Balance ton porc! Mais quelle idée!
Tu veux vraiment le balancer? Alors cours porter plainte si franchement il y a juste sujet!
Dans le cas contraire et à défaut d’un fondement juridique recevable, comment penser que ces innombrables accusations aux contours d’infamie publique ne seraient pas iniques?
Nous assistons sous nos yeux, impuissant, à la transformation d’un mouvement de sincères dénonciations en d’abondants procès d’intentions vengeurs, ignominieux et déshonorants!
Un homme de ma connaissance, l’antithèse de l’homme sexiste, s’est trouvé piégé dans la spirale de la calomnie, une parenthèse malheureusement virale.
Une journaliste échaudée dans ses espérances professionnelles quelques années plus tôt -et de toute évidence à l’affût- l’a soudain pris à partie sur les réseaux sociaux pour avoir -dit-elle- eu le culot de lui faire des avances avec inélégance!
Je l’ai soutenu -mon ami- dès que j’ai su!
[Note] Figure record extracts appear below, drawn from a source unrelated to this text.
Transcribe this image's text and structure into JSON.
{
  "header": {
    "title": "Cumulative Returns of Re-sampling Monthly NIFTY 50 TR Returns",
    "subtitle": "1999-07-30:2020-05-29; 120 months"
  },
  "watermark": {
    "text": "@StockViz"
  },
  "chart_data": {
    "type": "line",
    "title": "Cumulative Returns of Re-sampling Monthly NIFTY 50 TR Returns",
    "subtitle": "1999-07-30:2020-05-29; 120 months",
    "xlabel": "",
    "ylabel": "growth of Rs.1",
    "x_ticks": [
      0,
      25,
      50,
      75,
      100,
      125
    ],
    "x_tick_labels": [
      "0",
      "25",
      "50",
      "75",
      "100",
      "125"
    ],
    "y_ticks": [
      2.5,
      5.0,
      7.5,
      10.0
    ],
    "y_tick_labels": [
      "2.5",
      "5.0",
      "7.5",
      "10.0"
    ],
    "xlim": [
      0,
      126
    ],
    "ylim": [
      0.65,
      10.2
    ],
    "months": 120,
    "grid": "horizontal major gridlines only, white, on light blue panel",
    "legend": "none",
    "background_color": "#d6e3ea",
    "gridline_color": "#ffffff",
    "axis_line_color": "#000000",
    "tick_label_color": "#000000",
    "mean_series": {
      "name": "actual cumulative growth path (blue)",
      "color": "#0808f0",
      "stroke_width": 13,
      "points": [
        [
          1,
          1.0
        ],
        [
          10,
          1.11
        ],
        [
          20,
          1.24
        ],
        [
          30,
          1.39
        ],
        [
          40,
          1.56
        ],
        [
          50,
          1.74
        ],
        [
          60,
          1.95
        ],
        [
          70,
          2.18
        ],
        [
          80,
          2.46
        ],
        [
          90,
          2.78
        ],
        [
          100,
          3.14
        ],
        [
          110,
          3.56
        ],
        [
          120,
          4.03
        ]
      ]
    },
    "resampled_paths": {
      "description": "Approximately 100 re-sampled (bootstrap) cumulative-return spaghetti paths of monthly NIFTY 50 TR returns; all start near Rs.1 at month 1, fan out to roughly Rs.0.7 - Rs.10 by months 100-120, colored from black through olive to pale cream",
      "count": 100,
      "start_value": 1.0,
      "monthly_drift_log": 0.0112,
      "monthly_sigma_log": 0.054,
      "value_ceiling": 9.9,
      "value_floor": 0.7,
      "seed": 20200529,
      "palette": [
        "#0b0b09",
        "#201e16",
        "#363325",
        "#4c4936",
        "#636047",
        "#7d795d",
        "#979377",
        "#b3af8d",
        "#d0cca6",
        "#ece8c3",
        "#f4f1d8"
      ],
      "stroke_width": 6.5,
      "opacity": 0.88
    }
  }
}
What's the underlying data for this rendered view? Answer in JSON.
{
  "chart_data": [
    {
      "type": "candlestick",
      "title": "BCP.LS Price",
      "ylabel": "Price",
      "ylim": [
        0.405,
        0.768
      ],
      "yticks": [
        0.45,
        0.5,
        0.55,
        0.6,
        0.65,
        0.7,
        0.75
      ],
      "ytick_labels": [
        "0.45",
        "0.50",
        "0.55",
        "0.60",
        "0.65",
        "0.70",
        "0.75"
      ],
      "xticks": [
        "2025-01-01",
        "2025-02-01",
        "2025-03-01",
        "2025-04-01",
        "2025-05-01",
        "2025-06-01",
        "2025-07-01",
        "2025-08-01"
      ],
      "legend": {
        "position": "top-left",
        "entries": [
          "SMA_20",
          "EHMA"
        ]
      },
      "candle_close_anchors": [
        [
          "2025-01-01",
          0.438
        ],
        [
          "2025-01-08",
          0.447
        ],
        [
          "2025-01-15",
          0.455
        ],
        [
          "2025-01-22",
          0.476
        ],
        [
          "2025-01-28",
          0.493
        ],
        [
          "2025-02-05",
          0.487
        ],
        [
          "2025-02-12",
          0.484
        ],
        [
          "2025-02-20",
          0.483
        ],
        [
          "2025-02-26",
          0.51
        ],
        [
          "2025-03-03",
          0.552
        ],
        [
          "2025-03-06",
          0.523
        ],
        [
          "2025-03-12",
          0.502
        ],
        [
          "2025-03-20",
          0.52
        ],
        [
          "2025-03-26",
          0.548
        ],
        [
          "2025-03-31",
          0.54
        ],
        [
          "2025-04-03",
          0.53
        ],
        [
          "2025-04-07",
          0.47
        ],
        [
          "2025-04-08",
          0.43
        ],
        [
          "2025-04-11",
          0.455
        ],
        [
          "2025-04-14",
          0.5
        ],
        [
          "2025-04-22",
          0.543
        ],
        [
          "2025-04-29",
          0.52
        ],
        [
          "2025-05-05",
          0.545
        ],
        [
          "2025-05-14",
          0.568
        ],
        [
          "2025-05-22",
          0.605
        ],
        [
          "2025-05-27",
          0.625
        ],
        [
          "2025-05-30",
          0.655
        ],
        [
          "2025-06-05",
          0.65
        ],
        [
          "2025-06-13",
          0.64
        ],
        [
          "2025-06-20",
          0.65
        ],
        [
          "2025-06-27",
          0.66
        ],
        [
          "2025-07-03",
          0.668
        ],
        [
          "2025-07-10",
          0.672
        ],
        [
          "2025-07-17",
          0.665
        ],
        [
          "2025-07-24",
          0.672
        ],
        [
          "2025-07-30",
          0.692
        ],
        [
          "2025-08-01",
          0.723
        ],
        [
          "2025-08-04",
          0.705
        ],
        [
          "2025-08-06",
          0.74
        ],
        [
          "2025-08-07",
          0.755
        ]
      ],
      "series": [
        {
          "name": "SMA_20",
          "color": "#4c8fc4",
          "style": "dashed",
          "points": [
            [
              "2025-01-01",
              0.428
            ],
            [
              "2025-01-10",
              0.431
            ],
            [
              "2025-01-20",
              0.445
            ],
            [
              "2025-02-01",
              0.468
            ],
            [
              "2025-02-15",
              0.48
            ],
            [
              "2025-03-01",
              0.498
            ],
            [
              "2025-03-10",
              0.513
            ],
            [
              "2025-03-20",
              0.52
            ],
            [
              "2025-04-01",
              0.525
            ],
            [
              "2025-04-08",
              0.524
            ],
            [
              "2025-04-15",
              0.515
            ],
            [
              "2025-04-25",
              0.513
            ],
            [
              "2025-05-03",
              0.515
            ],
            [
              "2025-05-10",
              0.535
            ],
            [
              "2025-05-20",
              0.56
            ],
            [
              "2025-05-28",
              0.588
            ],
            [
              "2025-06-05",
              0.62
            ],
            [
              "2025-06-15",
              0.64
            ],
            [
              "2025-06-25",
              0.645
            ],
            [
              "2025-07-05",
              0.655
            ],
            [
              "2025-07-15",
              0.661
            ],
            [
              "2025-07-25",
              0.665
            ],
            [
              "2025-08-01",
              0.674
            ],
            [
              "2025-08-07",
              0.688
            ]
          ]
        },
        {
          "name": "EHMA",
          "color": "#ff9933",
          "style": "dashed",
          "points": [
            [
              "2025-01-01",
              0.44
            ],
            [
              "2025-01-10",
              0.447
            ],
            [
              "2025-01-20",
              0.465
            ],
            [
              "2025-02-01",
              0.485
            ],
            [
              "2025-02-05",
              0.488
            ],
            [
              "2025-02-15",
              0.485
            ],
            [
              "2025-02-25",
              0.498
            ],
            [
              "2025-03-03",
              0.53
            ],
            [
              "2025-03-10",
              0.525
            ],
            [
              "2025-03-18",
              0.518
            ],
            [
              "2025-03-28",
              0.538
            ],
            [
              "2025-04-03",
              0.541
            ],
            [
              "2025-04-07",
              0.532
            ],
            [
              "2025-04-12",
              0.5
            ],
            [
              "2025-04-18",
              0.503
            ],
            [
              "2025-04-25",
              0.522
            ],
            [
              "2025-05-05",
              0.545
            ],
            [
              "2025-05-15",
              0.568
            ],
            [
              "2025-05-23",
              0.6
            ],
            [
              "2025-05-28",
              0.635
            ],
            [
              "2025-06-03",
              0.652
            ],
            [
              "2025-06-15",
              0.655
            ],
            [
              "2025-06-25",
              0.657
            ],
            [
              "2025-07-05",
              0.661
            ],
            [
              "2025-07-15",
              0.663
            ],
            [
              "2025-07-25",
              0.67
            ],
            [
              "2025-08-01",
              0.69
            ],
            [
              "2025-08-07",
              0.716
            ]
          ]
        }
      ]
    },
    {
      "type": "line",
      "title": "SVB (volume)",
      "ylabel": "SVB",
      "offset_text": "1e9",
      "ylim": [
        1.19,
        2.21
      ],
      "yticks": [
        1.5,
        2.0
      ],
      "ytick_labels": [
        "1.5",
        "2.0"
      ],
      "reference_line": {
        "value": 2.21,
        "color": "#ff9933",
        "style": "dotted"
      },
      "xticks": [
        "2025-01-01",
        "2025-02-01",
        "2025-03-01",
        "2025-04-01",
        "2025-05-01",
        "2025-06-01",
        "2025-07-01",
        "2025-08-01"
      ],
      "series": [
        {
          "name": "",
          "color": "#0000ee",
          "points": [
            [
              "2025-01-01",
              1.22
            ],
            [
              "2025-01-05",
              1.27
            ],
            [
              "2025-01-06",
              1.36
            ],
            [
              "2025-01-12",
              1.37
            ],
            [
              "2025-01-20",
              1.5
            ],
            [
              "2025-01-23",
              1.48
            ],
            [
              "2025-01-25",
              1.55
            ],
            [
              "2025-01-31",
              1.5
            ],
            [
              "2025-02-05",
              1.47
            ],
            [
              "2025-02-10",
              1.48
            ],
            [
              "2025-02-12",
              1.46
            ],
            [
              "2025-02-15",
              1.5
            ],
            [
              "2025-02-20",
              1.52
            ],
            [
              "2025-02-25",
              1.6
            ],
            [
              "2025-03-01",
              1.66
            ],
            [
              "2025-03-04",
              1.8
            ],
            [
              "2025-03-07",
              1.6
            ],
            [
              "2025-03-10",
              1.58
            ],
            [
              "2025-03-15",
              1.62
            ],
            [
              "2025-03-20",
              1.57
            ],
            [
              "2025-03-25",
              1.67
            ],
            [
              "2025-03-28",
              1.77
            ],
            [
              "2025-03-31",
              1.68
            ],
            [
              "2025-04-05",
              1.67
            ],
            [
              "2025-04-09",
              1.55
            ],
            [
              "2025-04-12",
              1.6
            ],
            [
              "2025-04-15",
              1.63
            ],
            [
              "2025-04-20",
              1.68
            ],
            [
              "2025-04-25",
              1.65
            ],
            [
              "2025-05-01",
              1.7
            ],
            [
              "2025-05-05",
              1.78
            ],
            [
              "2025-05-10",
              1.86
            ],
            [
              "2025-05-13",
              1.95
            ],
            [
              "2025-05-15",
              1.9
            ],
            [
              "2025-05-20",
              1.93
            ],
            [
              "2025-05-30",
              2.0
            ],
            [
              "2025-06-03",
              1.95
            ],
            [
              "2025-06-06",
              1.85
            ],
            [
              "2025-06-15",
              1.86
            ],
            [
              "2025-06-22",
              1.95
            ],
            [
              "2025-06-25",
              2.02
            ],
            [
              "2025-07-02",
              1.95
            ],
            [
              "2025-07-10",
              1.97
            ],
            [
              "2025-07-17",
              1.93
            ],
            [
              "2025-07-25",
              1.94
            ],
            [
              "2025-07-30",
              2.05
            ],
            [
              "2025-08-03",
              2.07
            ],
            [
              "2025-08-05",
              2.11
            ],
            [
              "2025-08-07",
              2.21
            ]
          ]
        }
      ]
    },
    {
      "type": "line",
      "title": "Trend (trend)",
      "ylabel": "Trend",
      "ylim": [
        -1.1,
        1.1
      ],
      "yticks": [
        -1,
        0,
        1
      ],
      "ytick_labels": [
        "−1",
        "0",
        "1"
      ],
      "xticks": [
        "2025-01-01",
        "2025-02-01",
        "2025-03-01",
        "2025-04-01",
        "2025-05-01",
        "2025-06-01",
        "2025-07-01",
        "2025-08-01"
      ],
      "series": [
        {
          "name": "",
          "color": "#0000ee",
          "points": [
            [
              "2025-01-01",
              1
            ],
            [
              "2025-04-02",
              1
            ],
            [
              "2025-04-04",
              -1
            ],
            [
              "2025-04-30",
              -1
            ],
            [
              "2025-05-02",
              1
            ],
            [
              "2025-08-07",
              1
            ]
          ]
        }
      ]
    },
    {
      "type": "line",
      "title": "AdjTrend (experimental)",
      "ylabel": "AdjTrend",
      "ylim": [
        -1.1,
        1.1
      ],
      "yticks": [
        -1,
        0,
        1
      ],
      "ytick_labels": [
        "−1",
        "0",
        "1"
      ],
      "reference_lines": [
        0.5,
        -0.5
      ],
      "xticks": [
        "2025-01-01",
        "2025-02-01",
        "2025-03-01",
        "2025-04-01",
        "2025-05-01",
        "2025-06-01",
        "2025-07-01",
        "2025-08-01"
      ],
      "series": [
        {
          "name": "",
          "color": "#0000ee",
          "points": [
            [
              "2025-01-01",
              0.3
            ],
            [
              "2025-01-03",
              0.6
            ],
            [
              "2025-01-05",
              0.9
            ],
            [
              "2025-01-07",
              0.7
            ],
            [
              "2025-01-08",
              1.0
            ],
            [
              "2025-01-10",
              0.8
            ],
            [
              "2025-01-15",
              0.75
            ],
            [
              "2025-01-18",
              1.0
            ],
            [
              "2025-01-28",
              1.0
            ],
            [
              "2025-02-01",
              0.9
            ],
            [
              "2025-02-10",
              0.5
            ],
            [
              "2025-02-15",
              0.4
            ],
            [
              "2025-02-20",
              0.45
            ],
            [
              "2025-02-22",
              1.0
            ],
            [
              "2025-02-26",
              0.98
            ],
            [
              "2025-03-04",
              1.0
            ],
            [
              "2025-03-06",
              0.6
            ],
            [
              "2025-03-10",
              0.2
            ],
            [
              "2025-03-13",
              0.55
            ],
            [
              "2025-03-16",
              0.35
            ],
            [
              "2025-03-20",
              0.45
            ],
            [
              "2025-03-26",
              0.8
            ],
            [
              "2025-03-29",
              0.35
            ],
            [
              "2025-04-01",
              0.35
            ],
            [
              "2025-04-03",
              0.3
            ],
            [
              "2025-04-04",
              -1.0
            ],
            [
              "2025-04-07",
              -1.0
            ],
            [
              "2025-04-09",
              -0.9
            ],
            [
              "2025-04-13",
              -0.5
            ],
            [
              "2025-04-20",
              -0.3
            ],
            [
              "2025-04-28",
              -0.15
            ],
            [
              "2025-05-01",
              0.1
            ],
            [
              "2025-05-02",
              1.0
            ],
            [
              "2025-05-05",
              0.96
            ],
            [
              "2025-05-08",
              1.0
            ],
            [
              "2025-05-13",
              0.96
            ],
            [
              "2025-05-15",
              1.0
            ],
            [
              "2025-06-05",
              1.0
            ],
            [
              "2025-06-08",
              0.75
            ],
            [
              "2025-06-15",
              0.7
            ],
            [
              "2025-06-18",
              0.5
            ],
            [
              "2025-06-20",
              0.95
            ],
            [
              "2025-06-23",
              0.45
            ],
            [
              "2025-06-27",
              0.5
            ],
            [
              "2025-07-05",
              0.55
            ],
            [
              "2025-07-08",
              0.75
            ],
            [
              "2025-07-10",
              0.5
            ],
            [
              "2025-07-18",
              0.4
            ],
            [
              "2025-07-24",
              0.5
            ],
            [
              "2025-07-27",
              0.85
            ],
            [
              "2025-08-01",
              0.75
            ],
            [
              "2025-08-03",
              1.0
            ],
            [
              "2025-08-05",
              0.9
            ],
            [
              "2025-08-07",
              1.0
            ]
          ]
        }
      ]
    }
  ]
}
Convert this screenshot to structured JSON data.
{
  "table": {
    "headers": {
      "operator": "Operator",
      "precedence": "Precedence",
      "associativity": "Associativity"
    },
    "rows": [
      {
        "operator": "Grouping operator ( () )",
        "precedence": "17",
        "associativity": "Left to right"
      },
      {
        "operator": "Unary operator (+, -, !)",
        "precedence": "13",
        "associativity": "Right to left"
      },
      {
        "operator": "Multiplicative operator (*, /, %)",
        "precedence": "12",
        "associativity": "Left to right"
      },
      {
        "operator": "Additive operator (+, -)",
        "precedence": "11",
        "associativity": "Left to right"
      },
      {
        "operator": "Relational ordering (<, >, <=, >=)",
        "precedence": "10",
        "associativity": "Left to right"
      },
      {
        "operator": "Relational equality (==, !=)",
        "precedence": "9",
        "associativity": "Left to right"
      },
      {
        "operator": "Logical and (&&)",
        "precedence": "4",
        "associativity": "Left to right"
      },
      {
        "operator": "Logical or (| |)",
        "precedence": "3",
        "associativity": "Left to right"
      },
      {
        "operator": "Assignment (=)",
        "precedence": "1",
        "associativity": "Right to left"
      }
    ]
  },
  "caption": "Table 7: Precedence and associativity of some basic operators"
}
Je n’ai pu qu’attester de son profond respect à mon égard : je lui plaisais et pourtant jamais un regard n’avait été appuyé ni une parole déplacée prononcée!
Je n’imaginais alors pas encore ce que cette étiquette subitement collée sur son front allait entrainer comme fâcheux retentissements!
Plus tard, je le rencontrerai autour d’un café et je réaliserai combien il en souffrait : une femme et des copains déserteurs, des contrats retirés, des honneurs rappelés, des enfants acculés…
Mais cet homme méritait-il pour un mot de trop le traitement médiatique de ses emportements?
Comment qualifier donc ce qui relève du comportement de l’importun ou de celui du taquin?
Qui en a qualité si ce n’est la justice?
Qui peut se targuer de détenir ou de tenir entre ses mains le juste curseur de l’état d’atteinte à l’intimité, à l’intégrité? Qui peut se prêter de la dignité lorsqu’il incrimine à l’aune de son seul sentiment de culpabilité inversée?
Cette campagne génère indûment tant d’excès, d’abus, un moyen en somme de combler certaines frustrations ou d’amalgamer l’immondice publique avec la gêne, la rancoeur ou toute autre question d’honneur d’ordre privé.
Tu ne mérites pas ça et je témoigne de ma personne ton immense respect envers tes amies femmes et celles qui n’ont même cette qualité.

Ainsi donc illustré, le danger d’étiqueter!
Et ce n’est pas parce que je m’élève contre ce simulacre de guerre sainte, contre ces oracles bien-pensants de la complainte, que je ne me soulève plus face à ces cochons machistes ni que me voici devenue anti-féministe; et que trépasse par l’effet de mon propre glaive si ma raison faiblit!

Bien sûr, je sais pertinemment quelle importance les dames attachent à l’étiquette, le prix y est inscrit! Ne me blâmez pas, ce n’est que de l’auto dérision…

Voici donc ce que profondément j’adjure au risque de faire tâche: et si au lieu de classifications, l’on décidait de préférer ausculter les âmes!

Franchement, est-il bien sérieux, passés nos vingt ans, de continuer à penser qu’il existe les « comme-ci » et les « comme ça », de presser ainsi les gens dans des catégories lorsque nous habitons un monde à la réalité vagabonde?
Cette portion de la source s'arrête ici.